Webb Will Cost NASA $8.7 Billion to Fly by 2018
NASA now estimates it will cost $8.7 billion to fly the James Webb Space Telescope that's set to operate at the Earth-Sun L2 Lagrange point by 2018.
A panel led by John Casani, a special assistant to the director of the Jet Propulsion Laboratory, found the original $5.1 billion estimate to finish the observatory was at least $1.4 billion short, Aviation Week reported.
According to NASA, by the end of the fiscal year 2011 it would've already spent $3.5 billion on the telescope. The agency needs more funds to cover development and launch operations as well as science costs, it said.

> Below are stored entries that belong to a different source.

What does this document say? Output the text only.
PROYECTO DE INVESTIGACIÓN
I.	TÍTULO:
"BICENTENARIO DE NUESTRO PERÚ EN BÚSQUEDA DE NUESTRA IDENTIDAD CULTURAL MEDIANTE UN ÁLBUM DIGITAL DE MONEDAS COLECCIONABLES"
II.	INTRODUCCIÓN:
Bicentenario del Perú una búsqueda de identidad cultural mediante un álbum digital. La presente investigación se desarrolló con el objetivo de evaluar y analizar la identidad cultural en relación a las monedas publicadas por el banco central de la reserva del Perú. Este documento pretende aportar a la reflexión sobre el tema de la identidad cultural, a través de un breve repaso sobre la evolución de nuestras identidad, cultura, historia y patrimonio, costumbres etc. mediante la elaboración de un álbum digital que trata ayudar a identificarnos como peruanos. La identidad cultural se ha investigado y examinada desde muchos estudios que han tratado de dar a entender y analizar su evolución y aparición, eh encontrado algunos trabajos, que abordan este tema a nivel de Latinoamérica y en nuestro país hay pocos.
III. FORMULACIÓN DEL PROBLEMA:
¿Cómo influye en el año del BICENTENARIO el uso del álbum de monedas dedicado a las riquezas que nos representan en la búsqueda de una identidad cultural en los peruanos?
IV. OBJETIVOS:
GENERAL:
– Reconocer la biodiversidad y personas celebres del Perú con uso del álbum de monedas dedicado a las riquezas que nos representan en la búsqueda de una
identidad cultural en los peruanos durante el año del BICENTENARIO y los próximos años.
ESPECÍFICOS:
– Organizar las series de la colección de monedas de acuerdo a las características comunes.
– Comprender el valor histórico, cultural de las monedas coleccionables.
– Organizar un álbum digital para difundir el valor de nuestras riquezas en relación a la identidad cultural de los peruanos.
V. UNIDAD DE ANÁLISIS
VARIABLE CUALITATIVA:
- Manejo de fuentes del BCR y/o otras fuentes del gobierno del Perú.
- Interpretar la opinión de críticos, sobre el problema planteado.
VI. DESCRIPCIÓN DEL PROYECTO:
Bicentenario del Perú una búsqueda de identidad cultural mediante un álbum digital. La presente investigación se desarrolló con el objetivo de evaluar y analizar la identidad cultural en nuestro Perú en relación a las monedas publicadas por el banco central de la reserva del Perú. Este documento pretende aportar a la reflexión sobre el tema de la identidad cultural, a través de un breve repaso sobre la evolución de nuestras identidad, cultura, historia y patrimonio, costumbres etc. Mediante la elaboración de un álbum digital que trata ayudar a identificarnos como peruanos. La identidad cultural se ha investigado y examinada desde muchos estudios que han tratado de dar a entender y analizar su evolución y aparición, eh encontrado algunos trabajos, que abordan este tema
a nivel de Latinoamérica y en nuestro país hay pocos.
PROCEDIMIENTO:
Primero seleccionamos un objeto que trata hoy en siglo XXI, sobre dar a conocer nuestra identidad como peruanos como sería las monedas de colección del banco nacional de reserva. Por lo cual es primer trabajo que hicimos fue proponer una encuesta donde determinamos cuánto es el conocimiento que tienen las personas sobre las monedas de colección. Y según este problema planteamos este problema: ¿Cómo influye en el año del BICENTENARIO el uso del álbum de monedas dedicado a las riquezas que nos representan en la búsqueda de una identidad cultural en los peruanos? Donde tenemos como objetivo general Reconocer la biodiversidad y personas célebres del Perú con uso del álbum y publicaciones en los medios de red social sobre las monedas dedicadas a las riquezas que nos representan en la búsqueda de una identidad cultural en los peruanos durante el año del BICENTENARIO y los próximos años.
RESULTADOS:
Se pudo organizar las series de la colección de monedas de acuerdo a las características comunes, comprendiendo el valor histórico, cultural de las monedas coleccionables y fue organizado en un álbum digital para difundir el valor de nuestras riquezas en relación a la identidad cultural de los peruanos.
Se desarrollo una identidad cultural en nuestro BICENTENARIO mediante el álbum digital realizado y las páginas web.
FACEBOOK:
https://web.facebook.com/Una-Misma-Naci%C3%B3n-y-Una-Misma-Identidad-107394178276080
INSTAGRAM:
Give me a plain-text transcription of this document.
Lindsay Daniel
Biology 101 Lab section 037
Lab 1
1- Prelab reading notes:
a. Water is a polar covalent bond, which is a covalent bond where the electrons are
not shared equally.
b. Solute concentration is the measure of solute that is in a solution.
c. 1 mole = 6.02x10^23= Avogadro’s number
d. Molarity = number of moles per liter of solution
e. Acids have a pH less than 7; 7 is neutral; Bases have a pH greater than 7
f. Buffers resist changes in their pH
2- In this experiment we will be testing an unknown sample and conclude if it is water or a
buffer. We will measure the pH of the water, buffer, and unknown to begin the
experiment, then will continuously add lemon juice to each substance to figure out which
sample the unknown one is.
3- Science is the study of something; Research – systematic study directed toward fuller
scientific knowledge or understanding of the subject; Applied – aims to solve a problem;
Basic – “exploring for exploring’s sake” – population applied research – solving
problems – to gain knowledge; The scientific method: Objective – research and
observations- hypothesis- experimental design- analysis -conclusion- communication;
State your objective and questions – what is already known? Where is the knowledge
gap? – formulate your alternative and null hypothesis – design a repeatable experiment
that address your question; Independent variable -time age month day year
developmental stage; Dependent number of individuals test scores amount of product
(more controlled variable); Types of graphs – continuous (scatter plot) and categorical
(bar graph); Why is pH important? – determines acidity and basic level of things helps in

The news from NASA comes at a time when the Obama administration has asked federal agencies to plan for budgets that are at least 10 percent below current appropriation level.
Webb is NASA's follow-on mission to the Hubble Space Telescope, and will carry technologies that will be helpful in detecting light form the first stars to shine in the universe. However, the project was under trouble due to cost overrun and delays, and now some politicians want Webb to be called off, BBC News reported.
According to Aviation Week, the telescope will have a 6.5-meter mirror compromising 18 individually pointed segments positioned at L2 to peer back deeper into the universe than ever before. It's set to operate for five years using infrared wavelengths to detect red-shifted earliest objects that emerged from the cosmic dark ages after the Big Bang.
While a draft 2012 budget for NASA, put forward by the House Appropriations Committee last month terminates funding for the observatory, the space agency has strongly defended the telescope, describing it as one of its top priorities.